65. A first expression vector comprising a first nucleic acid encoding a b chain CDR3 amino acid sequence at least 80% identical to any one of SEQ ID NOs: 97-192 and a second expression vector comprising a second nucleic acid encoding an a chain CDR3 amino acid sequence at least 80% identical to any one of SEQ ID NOs: 193-288.

66. A recombinant cell comprising the recombinant nucleic acid of embodiment 60 or 61 , the expression vector of any one of embodiments 62-64, or the first expression vector and the second expression vector of embodiment 65.

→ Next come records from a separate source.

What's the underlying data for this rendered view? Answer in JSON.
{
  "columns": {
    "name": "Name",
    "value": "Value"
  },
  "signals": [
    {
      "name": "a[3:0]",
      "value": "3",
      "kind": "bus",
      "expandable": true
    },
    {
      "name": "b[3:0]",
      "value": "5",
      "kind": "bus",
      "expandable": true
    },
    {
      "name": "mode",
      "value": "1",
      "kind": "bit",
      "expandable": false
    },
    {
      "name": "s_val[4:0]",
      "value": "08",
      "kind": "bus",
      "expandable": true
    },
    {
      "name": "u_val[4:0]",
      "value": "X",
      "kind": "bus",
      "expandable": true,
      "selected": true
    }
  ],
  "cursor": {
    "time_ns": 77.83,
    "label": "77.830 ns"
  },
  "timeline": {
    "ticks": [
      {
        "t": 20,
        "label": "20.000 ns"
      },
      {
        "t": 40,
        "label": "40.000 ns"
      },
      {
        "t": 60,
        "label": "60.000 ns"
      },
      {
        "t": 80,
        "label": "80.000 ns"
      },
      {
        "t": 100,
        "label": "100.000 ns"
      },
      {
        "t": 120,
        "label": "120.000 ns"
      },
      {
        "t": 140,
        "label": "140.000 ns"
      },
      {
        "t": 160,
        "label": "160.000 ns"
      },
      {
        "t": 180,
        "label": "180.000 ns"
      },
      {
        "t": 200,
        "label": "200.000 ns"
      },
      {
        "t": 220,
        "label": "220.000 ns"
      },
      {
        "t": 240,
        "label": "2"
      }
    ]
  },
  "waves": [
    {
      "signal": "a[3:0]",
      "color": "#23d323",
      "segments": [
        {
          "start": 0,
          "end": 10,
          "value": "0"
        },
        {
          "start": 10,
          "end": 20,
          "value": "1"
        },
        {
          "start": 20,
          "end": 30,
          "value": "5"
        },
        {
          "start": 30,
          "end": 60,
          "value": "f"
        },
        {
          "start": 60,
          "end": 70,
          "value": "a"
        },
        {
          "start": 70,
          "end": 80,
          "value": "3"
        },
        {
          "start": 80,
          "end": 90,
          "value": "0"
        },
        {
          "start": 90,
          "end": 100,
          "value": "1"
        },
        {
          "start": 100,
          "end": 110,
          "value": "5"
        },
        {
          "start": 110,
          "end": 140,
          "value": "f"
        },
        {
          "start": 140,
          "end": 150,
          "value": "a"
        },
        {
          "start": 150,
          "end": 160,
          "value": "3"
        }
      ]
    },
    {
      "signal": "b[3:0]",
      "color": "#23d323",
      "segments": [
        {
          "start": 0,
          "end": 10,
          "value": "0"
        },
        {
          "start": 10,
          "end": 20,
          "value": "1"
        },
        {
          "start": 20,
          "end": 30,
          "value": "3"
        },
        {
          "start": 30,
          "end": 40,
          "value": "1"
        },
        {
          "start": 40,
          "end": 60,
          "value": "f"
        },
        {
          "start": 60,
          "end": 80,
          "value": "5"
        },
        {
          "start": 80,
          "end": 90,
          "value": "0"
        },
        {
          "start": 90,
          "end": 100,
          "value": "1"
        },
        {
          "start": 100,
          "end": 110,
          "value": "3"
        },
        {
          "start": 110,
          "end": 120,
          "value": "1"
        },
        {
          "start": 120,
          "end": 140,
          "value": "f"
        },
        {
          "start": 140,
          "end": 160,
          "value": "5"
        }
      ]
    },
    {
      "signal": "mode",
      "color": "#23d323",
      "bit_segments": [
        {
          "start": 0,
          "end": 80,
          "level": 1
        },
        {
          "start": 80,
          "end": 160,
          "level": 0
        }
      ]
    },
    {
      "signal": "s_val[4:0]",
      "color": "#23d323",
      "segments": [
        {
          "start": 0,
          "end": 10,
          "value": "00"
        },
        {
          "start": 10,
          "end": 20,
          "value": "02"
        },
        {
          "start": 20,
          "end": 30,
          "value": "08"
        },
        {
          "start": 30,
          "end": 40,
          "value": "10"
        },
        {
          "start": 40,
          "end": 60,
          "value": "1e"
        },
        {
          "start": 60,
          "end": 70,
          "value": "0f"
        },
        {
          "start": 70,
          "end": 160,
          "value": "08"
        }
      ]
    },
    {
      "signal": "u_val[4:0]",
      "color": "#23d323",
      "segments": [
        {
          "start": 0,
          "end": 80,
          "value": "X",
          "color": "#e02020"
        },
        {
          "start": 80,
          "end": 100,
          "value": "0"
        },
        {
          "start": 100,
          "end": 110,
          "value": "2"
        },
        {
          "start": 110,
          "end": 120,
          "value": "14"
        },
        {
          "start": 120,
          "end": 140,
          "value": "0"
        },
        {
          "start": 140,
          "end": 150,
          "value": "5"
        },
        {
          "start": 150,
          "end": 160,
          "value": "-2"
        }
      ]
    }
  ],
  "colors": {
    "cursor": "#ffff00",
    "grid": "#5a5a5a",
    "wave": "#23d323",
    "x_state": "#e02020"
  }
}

Accordingly, the preceding merely illustrates the principles of the present disclosure. It will be appreciated that those skilled in the art will be able to devise various arrangements which, although not explicitly described or shown herein, embody the principles of the invention and are included within its spirit and scope. Furthermore, all examples and conditional language recited herein are principally intended to aid the reader in understanding the principles of the invention and the concepts contributed by the inventors to furthering the art, and are to be construed as being without limitation to such specifically recited examples and conditions. Moreover, all statements herein reciting principles, aspects, and embodiments of the invention as well as specific examples thereof, are intended to encompass both structural and functional equivalents thereof. Additionally, it is intended that such equivalents include both currently known equivalents and equivalents developed in the future, i.e., any elements developed that perform the same function, regardless of structure. The scope of the present invention, therefore, is not intended to be limited to the exemplary embodiments shown and described herein.